Sharding

SCDO sharding infrastructure greatly improves the scalability and efficiency of SCDO Mainnet. SCDO Mainnet currently consists of four shards: each shard containing its own chain and accounts. As a kind note, here are some notable implications, of sharding, for SCDO's blockchain:

Accounts

Each user account consists of: private-key, public-key, address.

A smart contract also has an account, of which the address is revealed in the receipt of the transaction that deployed this contract. All SCDO accounts are inherently "shardful", i.e. each account can only be used in a certain shard.

Nodes

These "shardful" accounts are used in node configuration files. As implied in a node's configuration file, a node can only run on one shard: would maintain a full chain for the shard it's in, and three light chains for the other shards. A node can only mine and provide services based on the full chain.
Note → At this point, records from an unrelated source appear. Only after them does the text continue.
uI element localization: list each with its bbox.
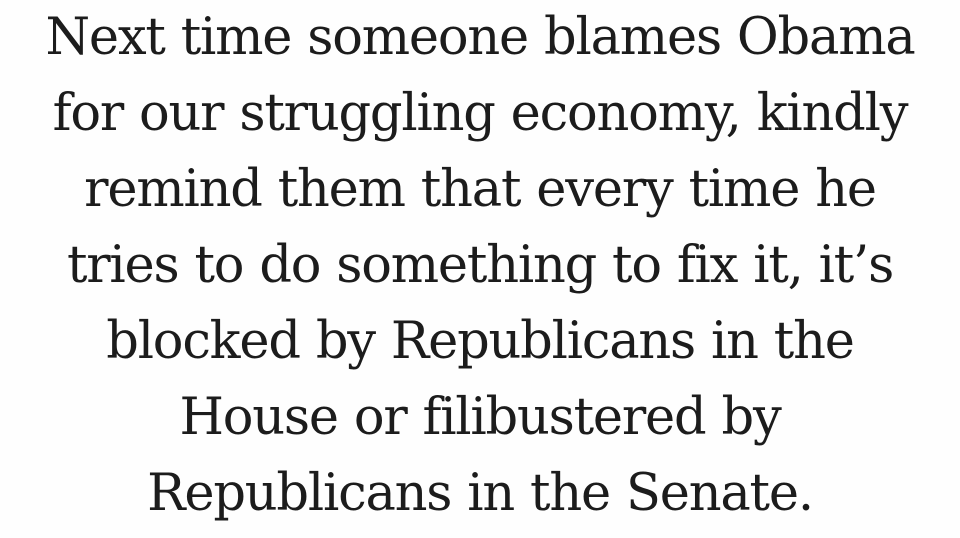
quote-line-4: tries to do something to fix it, it’s <box>66 236 894 295</box>
quote-line-7: Republicans in the Senate. <box>147 464 814 523</box>
quote-line-6: House or filibustered by <box>179 388 781 447</box>
quote-line-3: remind them that every time he <box>84 160 877 219</box>
quote-line-2: for our struggling economy, kindly <box>52 84 909 143</box>
quote-line-5: blocked by Republicans in the <box>106 312 855 371</box>
quote-line-1: Next time someone blames Obama <box>45 8 915 67</box>
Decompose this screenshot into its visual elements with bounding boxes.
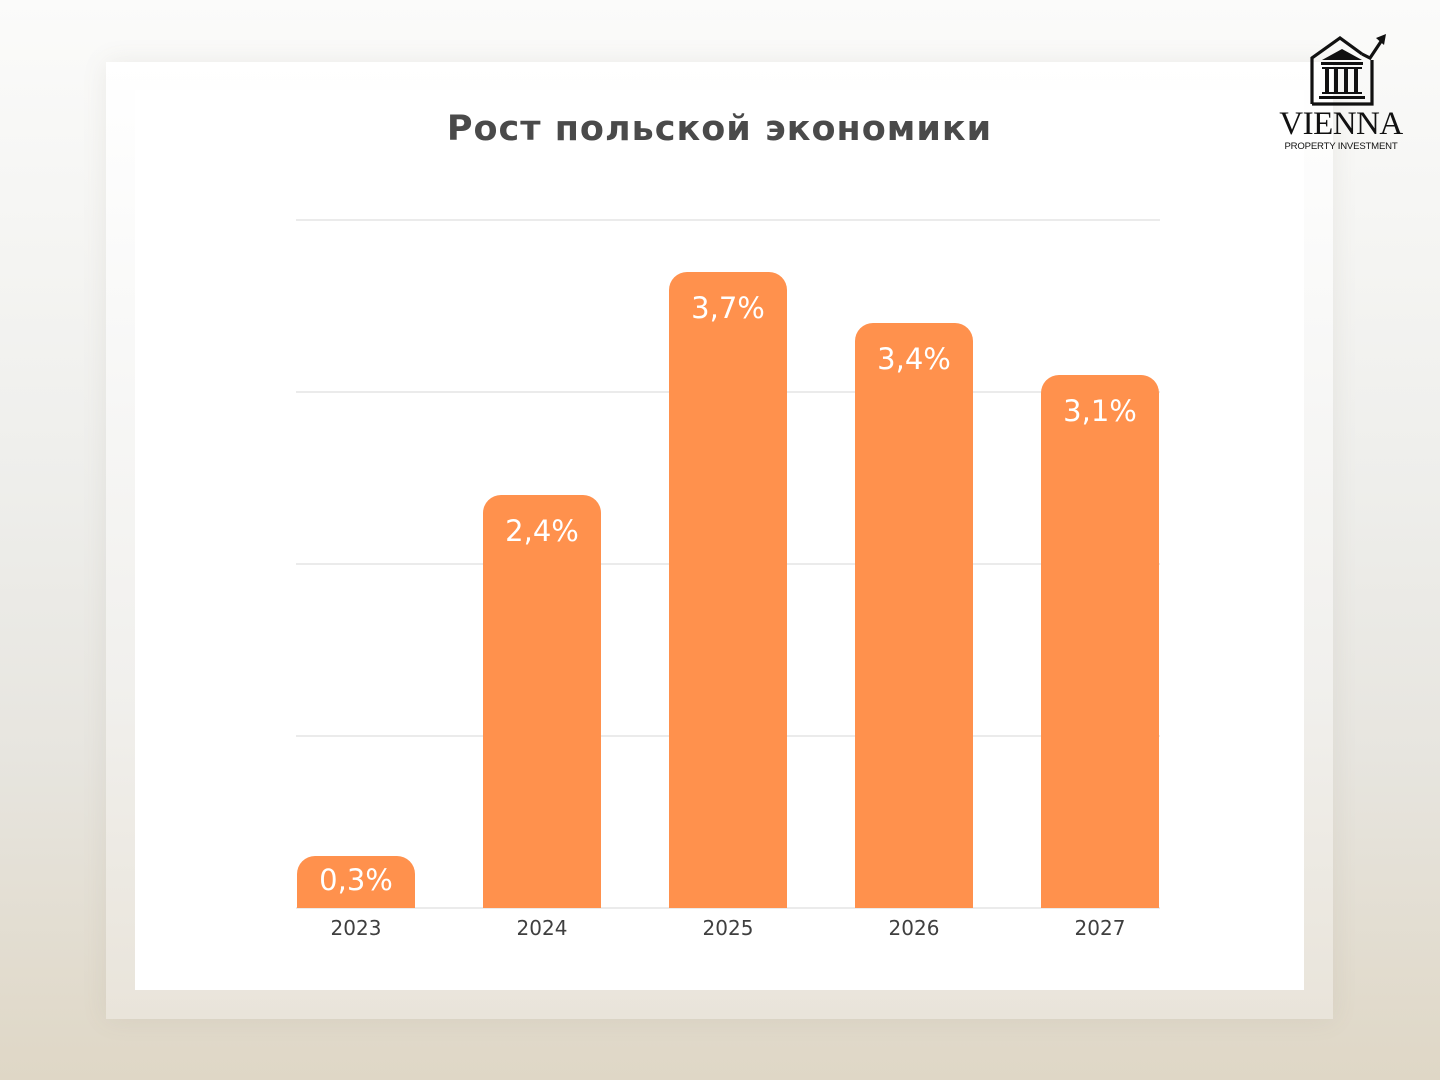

The basic->coinbase field in the node's configuration file must belong to the shard specified in genesis->shard. The coinbase here is the address to receive mining reward.

Transactions

Intra-shard (sender and receiver are from the same shard) and cross-shard (sender and receiver are from different shards) transactions will be handled differently. When the sender and receiver are from the same shard, the transaction is considered completed once it is packed into a block on the shard's chain (takes approximately 20 seconds). It is, however, recommended to wait until at least 10 blocks are mined after the block containing the transaction.

When sender and receiver are from different shards, the transaction is first packed into a block on the sender's shard's chain. A corresponding debt will be generated and broadcast to the receiver's shard's chain when at least 120 blocks are mined after the transaction is packed. The transaction is considered completed once the debt is packed into a block on the receiver's shard's chain. The whole process takes about 45 minutes.

Contract

Currently, the contract account and the accounts to interact with it must be from the same shard.

For example, someone writes a contract which can refund an external address from the contract's balance. If the external address is from another shard, the refund amount will be irreversibly lost.